Minister of Youth and Sports
- In office 17 January 2011 – 1 July 2011
- President: Fouad Mebazaa (interim)
- Prime Minister: Mohamed Ghannouchi Béji Caïd Essebsi
- Preceded by: Abdelhamid Slama
- Succeeded by: Slim Chaker

Personal details
- Born: November 19, 1941 (age 84) Gabès, Tunisia
- Party: Nidaa Tounes
- Education: University of Strasbourg
- Occupation: Cardiologist

= Mohamed Aloulou =

Tunisian cardiologist and politician

Mohamed Aloulou is a Tunisian cardiologist and politician. He was Minister of Youth and Sports from 17 January - 1 July 2011 in the second cabinet of Mohamed Ghannouchi and continued in the same role in the following Essebsi Cabinet.

==Biography==

===Family and education===
Born 19 November 1941 in Sfax, Aloulou studied at the University of Strasbourg, in the Faculty of Medicine. After graduating with a degree in cardiology, Aloulou settled in Sfax. From 2004 to 2010, he was vice-president of the Conseil national de l'Ordre des médecins. After graduating as a specialist in cardiology, he returned to Sfax to open his own clinic in his specialty.

===Sporting career===
In 1989 and 1990, he was president of the football club CS Sfaxien.

=== Political career ===
He was Vice President of Sports in the city of Sfax from 1975 to 1980 and of Culture from 1985 to 1990. Between 1996 and 2010, he was vice president of the Association de protection de la nature et de l'environnement of Sfax.

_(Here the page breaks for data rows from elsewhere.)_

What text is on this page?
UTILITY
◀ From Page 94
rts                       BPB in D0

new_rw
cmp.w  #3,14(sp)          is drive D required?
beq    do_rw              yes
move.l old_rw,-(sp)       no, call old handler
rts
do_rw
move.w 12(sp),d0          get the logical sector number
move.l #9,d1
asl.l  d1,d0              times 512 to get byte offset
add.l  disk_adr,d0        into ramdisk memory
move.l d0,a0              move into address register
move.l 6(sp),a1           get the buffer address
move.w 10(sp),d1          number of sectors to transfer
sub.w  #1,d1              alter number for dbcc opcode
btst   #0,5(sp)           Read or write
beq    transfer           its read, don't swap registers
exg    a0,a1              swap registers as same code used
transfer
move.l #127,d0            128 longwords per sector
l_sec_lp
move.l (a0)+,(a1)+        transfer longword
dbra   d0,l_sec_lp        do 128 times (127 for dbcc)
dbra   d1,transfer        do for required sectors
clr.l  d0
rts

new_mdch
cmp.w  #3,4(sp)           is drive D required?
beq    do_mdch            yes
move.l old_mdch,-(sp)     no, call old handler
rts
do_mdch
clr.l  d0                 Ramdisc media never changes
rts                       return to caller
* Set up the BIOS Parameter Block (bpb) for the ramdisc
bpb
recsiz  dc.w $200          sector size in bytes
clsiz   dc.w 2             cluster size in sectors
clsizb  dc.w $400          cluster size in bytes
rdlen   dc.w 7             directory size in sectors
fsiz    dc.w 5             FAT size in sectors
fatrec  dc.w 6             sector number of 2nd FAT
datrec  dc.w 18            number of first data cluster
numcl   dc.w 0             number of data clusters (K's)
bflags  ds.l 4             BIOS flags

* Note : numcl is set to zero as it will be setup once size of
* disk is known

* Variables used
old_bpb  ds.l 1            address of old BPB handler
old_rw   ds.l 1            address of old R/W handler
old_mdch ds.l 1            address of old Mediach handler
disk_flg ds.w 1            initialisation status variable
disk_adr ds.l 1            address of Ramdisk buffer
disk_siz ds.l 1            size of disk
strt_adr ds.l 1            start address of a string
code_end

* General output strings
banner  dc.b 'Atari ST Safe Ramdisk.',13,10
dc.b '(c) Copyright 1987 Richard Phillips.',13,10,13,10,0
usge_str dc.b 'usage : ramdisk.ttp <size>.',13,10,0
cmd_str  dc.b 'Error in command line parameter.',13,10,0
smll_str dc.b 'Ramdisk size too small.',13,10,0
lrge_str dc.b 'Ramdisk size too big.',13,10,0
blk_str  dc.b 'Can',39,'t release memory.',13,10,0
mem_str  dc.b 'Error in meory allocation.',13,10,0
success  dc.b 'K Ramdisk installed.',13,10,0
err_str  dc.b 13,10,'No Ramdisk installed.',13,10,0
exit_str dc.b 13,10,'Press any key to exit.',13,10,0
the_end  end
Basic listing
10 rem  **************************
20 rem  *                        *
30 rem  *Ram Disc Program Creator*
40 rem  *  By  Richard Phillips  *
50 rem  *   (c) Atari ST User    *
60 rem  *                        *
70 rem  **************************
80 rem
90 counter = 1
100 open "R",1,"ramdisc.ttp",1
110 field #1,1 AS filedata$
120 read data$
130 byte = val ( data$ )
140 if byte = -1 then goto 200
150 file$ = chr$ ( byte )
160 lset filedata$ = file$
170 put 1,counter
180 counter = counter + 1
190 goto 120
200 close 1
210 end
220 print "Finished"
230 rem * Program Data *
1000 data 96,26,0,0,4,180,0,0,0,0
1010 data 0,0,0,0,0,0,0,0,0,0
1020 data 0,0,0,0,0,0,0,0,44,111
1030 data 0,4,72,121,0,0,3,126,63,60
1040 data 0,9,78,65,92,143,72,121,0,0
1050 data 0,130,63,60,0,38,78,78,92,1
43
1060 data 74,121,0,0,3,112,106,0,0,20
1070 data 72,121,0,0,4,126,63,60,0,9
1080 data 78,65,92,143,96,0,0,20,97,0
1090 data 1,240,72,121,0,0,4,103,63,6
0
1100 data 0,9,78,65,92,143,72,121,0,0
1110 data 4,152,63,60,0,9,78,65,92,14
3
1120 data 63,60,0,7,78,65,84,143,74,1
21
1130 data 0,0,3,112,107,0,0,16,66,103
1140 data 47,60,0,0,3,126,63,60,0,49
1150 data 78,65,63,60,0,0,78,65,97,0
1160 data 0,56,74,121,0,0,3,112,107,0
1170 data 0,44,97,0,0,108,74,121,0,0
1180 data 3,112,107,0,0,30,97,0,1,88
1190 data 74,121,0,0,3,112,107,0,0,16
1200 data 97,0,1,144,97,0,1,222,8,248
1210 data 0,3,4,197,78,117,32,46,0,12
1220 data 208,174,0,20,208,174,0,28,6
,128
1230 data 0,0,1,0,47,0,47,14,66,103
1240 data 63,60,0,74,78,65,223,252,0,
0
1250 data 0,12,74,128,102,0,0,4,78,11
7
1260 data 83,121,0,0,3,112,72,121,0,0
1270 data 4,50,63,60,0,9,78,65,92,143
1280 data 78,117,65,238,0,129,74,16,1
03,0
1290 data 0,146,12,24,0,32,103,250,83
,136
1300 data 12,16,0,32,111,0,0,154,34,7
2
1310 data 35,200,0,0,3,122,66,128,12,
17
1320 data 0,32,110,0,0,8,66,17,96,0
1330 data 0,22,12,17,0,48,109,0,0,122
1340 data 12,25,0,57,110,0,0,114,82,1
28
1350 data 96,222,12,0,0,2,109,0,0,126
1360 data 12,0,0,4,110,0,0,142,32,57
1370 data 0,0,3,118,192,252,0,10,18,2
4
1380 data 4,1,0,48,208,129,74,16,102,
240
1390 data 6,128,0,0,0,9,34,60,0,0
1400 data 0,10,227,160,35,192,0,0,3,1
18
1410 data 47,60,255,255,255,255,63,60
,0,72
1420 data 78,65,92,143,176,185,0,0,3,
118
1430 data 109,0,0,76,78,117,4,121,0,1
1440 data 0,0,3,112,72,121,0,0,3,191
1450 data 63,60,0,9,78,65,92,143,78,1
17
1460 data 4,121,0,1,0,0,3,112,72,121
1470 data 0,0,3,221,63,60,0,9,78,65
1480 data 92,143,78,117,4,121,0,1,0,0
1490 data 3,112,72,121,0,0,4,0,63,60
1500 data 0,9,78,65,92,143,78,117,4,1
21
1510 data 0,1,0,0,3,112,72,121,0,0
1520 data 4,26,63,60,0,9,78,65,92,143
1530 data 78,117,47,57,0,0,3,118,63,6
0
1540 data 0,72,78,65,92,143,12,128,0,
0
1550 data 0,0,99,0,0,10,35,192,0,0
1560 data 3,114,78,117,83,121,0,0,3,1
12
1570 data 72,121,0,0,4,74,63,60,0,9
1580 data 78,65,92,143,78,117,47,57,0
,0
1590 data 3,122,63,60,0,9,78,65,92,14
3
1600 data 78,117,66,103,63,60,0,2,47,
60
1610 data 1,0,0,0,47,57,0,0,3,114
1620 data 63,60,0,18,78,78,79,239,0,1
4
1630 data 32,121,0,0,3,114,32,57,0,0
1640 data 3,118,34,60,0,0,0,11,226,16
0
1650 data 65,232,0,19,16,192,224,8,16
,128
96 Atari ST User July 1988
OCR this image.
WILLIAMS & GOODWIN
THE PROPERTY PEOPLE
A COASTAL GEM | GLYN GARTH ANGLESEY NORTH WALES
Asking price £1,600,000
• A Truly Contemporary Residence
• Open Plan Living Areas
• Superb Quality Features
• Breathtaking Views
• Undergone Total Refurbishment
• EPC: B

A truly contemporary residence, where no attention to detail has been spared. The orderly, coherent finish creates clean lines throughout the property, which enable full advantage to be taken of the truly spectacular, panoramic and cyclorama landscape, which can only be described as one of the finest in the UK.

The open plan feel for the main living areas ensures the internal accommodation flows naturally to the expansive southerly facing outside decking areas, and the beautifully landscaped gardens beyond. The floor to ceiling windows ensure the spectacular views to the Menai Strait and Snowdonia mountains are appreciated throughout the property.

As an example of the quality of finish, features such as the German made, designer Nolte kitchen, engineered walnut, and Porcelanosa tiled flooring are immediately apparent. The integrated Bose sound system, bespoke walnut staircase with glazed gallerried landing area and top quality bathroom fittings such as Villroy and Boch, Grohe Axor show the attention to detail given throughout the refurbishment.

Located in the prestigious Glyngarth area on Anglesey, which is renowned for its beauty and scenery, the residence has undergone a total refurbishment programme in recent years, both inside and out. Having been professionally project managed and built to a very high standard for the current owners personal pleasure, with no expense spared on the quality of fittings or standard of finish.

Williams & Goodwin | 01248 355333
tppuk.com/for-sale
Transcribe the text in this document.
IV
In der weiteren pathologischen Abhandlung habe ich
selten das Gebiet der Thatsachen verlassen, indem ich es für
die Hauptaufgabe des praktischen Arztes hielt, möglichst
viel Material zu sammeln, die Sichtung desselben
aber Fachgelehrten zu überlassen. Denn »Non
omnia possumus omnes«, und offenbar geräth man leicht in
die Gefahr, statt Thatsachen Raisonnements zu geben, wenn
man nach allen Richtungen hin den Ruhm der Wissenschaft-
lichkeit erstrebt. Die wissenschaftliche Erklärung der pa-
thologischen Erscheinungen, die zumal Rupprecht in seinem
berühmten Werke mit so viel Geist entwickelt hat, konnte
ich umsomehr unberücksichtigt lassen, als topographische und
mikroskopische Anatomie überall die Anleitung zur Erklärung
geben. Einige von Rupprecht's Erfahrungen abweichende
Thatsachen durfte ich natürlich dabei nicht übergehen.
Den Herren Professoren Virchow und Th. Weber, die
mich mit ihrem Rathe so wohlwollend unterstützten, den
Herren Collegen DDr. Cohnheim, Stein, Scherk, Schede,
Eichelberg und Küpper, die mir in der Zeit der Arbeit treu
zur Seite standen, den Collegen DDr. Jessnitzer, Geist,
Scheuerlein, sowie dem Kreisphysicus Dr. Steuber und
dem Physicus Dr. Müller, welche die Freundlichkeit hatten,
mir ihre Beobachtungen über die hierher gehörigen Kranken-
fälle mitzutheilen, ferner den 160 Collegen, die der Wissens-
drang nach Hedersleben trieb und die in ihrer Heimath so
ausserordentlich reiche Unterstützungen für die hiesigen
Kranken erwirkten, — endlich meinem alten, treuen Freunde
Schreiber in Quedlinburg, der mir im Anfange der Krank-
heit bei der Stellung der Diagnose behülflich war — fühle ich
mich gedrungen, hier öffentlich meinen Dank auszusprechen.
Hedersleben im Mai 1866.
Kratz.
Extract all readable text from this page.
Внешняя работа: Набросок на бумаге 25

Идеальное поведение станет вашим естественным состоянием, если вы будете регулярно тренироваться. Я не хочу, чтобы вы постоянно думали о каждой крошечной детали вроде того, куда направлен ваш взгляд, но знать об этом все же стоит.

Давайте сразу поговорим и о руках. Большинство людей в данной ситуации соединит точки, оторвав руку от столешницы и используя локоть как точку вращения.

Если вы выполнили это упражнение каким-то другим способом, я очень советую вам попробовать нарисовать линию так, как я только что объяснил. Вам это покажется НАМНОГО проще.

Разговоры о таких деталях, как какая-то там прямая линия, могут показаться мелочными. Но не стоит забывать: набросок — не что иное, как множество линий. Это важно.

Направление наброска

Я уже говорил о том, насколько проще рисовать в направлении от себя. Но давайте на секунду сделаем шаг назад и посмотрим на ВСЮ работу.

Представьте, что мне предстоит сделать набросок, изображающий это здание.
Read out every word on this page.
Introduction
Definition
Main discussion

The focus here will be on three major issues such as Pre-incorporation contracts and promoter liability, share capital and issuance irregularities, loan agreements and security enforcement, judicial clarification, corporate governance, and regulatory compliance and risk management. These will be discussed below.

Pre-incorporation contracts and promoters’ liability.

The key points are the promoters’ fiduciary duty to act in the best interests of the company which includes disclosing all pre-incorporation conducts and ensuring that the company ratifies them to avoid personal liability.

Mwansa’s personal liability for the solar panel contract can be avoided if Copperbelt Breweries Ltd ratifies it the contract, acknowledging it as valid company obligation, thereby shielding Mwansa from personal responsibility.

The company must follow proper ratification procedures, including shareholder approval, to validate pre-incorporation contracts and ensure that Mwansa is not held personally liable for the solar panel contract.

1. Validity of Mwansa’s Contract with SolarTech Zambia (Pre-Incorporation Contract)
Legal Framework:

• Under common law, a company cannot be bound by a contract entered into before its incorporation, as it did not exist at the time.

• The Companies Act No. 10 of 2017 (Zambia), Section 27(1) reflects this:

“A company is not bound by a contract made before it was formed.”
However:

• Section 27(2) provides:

During the 2011 Tunisian protests, he was named Minister of Youth and Sports in the Second cabinet of Mohamed Ghannouchi and the later Essebsi Cabinet. Slim Amamou was for a time his Secretary of State.

On 4 October 2013, he announced his support of the Nidaa Tounes party.

==Personal life==
Aloulou is married with four children.